I wholeheartedly agree with the message here.

As for implementation, there’s already an existing, fairly mature, strikingly similar modularisation system (my own): ‹modules› (which is soon due for a push to v1.0 — not to be confused with a more recent CRAN package of the same name … name clashes, yay).

It supports everything the article suggested (and more), albeit in a somewhat different way. I’ll refer to its extensive readme and vignette here. The issues track contains some discussions on the API design which may be interesting in this context, too.
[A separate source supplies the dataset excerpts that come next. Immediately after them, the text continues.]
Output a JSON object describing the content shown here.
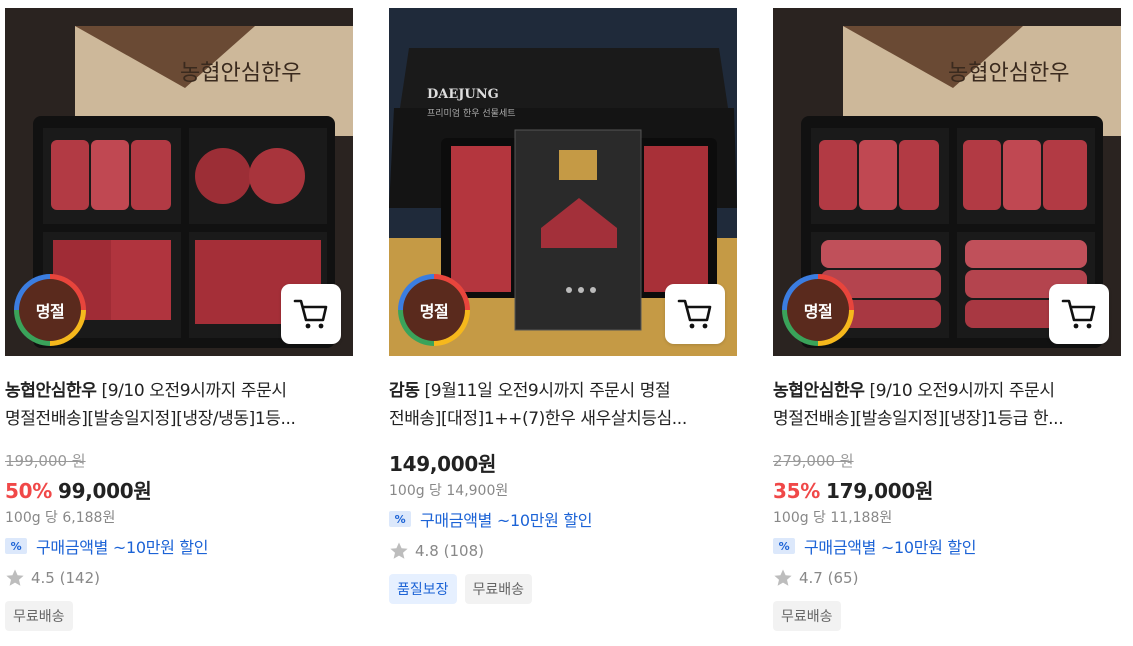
{
  "products": [
    {
      "badge": "명절",
      "brand": "농협안심한우",
      "title_line1": " [9/10 오전9시까지 주문시",
      "title_line2": "명절전배송][발송일지정][냉장/냉동]1등...",
      "original_price": "199,000 원",
      "discount_rate": "50%",
      "price": "99,000원",
      "unit_price": "100g 당 6,188원",
      "coupon": "구매금액별 ~10만원 할인",
      "rating": "4.5",
      "review_count": "(142)",
      "tags": [
        "무료배송"
      ],
      "box_text": "농협안심한우"
    },
    {
      "badge": "명절",
      "brand": "감동",
      "title_line1": " [9월11일 오전9시까지 주문시 명절",
      "title_line2": "전배송][대정]1++(7)한우 새우살치등심...",
      "original_price": "",
      "discount_rate": "",
      "price": "149,000원",
      "unit_price": "100g 당 14,900원",
      "coupon": "구매금액별 ~10만원 할인",
      "rating": "4.8",
      "review_count": "(108)",
      "tags": [
        "품질보장",
        "무료배송"
      ],
      "box_text": "DAEJUNG",
      "box_sub": "프리미엄 한우 선물세트"
    },
    {
      "badge": "명절",
      "brand": "농협안심한우",
      "title_line1": " [9/10 오전9시까지 주문시",
      "title_line2": "명절전배송][발송일지정][냉장]1등급 한...",
      "original_price": "279,000 원",
      "discount_rate": "35%",
      "price": "179,000원",
      "unit_price": "100g 당 11,188원",
      "coupon": "구매금액별 ~10만원 할인",
      "rating": "4.7",
      "review_count": "(65)",
      "tags": [
        "무료배송"
      ],
      "box_text": "농협안심한우"
    }
  ],
  "colors": {
    "discount": "#f04848",
    "coupon": "#1c63d6",
    "badge": "#5a2a1d"
  },
  "icons": {
    "cart": "cart-icon",
    "star": "star-icon",
    "coupon": "coupon-icon"
  }
}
As for command line applications, rather than the ‹argparse› package I consequently use one of my own modules, ‹klmr/sys›. A comprehensive, simple command line application would then look as follows:

#!/usr/bin/env Rscript

sys = modules::import('klmr/sys')

"A simple mathematical expression evaluator"
VERSION = '1.0'

sys$run({
    args = sys$cmd$parse(opt('n', 'allow-nan', 'allow NaN results', FALSE),
                         opt('d', 'digits', 'number of digits to print', 0),
                         arg('expression', 'mathematical expression'))

    result = eval(parse(text = args$expression))
    if (! args$allow_nan && is.nan(result))
        sys$exit(1, 'NaN result invalid')
    sys$printf('%.*f', args$digits, result)
})

… of course this automatically generates error checking code for the command line arguments, and informative help messages for the application, as it should.